Diagnosing Down Syndrome

It is a known fact that early detection and screening of Down syndrome can lead to several benefits. You may also prevent several complications by knowing the condition early on, before it can lead to other problems in the body. Diagnosis is done through a variety of ways. Here are the details on how you can stay ahead for immediate treatment.

Expanded AFP Screening

Expanded AFP Screening is a basic blood test, performed between 15 and 20 weeks of pregnancy. The results of the blood test are combined with the age of a woman to measure the personal risk of bearing a fetus with Down syndrome. The blood test also gives information regarding the risk of open neural tube defects, trisomy 18 and abdominal wall defects. There is an 85% rate of detection among women below 35 years old for developing neural tube defects, as well as a 60% risk for both Down syndrome and trisomy 18. The detection risk will be higher among those beyond 35 years old. 
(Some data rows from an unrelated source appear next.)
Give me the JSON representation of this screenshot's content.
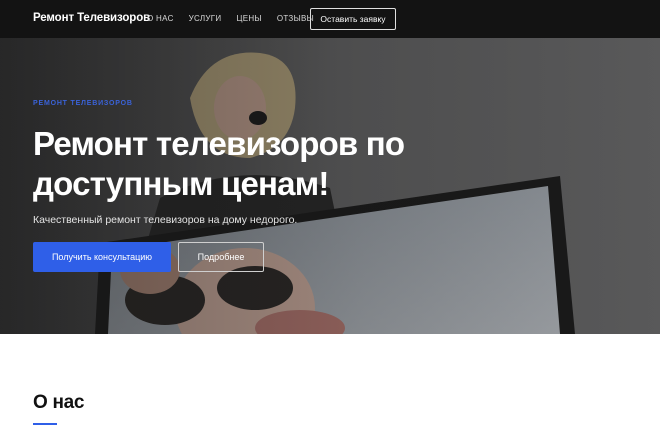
{
  "header": {
    "logo": "Ремонт Телевизоров",
    "nav": [
      {
        "label": "О НАС"
      },
      {
        "label": "УСЛУГИ"
      },
      {
        "label": "ЦЕНЫ"
      },
      {
        "label": "ОТЗЫВЫ"
      }
    ],
    "cta_label": "Оставить заявку"
  },
  "hero": {
    "kicker": "Ремонт телевизоров",
    "title": "Ремонт телевизоров по доступным ценам!",
    "subtitle": "Качественный ремонт телевизоров на дому недорого.",
    "primary_button": "Получить консультацию",
    "secondary_button": "Подробнее"
  },
  "about": {
    "title": "О нас"
  },
  "colors": {
    "accent": "#2f5fe8",
    "header_bg": "#131313"
  }
}
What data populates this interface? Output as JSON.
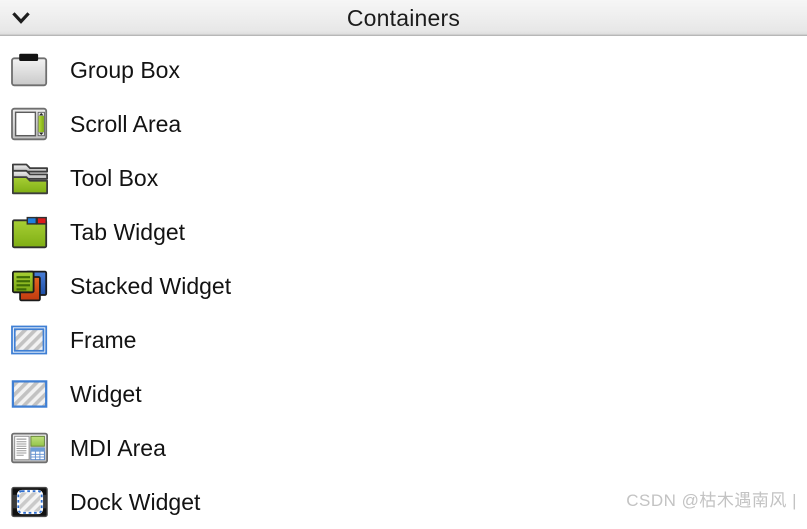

As a screening test, getting a positive test result means that the person has a bigger risk of developing a genetic abnormality. Birth defects cannot be diagnosed, and the fetus cannot be checked if there are any birth defects present. Women having an abnormal expanded AFP or those who are about to become 35 years old during delivery time can undergo CVS or chorionic villus sample or amniocentesis. The tests can diagnosis disorders in the chromosomes, but not all birth defects, having a high degree of certainty. 
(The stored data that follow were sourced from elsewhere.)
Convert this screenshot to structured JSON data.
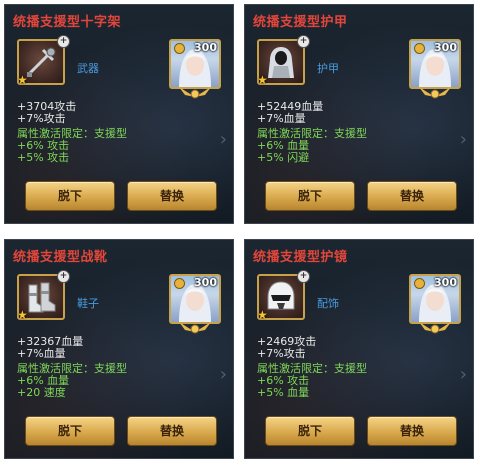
{
  "panels": [
    {
      "title": "统播支援型十字架",
      "slot_label": "武器",
      "char_level": "300",
      "stats": [
        "+3704攻击",
        "+7%攻击"
      ],
      "condition": "属性激活限定：支援型",
      "bonuses": [
        "+6% 攻击",
        "+5% 攻击"
      ],
      "item_icon": "cross-weapon-icon"
    },
    {
      "title": "统播支援型护甲",
      "slot_label": "护甲",
      "char_level": "300",
      "stats": [
        "+52449血量",
        "+7%血量"
      ],
      "condition": "属性激活限定：支援型",
      "bonuses": [
        "+6% 血量",
        "+5% 闪避"
      ],
      "item_icon": "hooded-armor-icon"
    },
    {
      "title": "统播支援型战靴",
      "slot_label": "鞋子",
      "char_level": "300",
      "stats": [
        "+32367血量",
        "+7%血量"
      ],
      "condition": "属性激活限定：支援型",
      "bonuses": [
        "+6% 血量",
        "+20 速度"
      ],
      "item_icon": "boots-icon"
    },
    {
      "title": "统播支援型护镜",
      "slot_label": "配饰",
      "char_level": "300",
      "stats": [
        "+2469攻击",
        "+7%攻击"
      ],
      "condition": "属性激活限定：支援型",
      "bonuses": [
        "+6% 攻击",
        "+5% 血量"
      ],
      "item_icon": "helmet-accessory-icon"
    }
  ],
  "buttons": {
    "unequip": "脱下",
    "replace": "替换"
  },
  "colors": {
    "title": "#e2463a",
    "slot": "#4a9be0",
    "bonus": "#7fd858",
    "button": "#d9a94d"
  }
}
Nuchal Translucency Screening

Nuchal Translucency Screening or NT is a new non-invasive diagnostic test done early during pregnancy to check whether or not women have an increased risk for Down syndrome, as well as other birth defects. Performance of NT screening is from 11 to 14 weeks of pregnancy. It is provided to women of all ages. The screening is also done through a very detailed ultrasound exam of the nuchal area, which is a fold of skin at the back of the fetus's neck. The results are combined with the age of the mother to know if there is an adjusted risk for Down syndrome. The rate of Down syndrome detection is around 80%. The woman may have CVS or amniocentesis for diagnosis, based on the findings. 

Amniocentesis

Amniocentesis is usually done to find chromosomal problems like Down syndrome. The procedure is done to find other diseases like Tay-Sachs disease, sickle cell disease and cystic fibrosis if the fetus is found to be at risk. Amniocentesis procedure for genetic testing is usually done between 15 to 20 weeks of pregnancy. A needle is inserted through the abdomen to take some amniotic fluid via the guidance of ultrasound. 

CVS

CVS or chorionic villus sampling is like amniocentesis which identifies problems with chromosome, like Down syndrome. It is more advantageous than amniocentesis since it is done earlier during pregnancy, at around 10 to 12 weeks. During the procedure, a small piece of tissue is taken from the placenta. Via ultrasound guidance, the tissue is taken via a needle through the abdomen or via a catheter inserted through the cervix. The tissue is cultured. The results will arrive in about 2 weeks. 

Ultrasound

Ultrasound is done to check the status of pregnancy, taking into consideration factors like fetal size, due date and number of gestations. Ultrasound can give information regarding the possible birth abnormalities in a fetus. A comprehensive ultrasound exam may be required before other tests are to be done.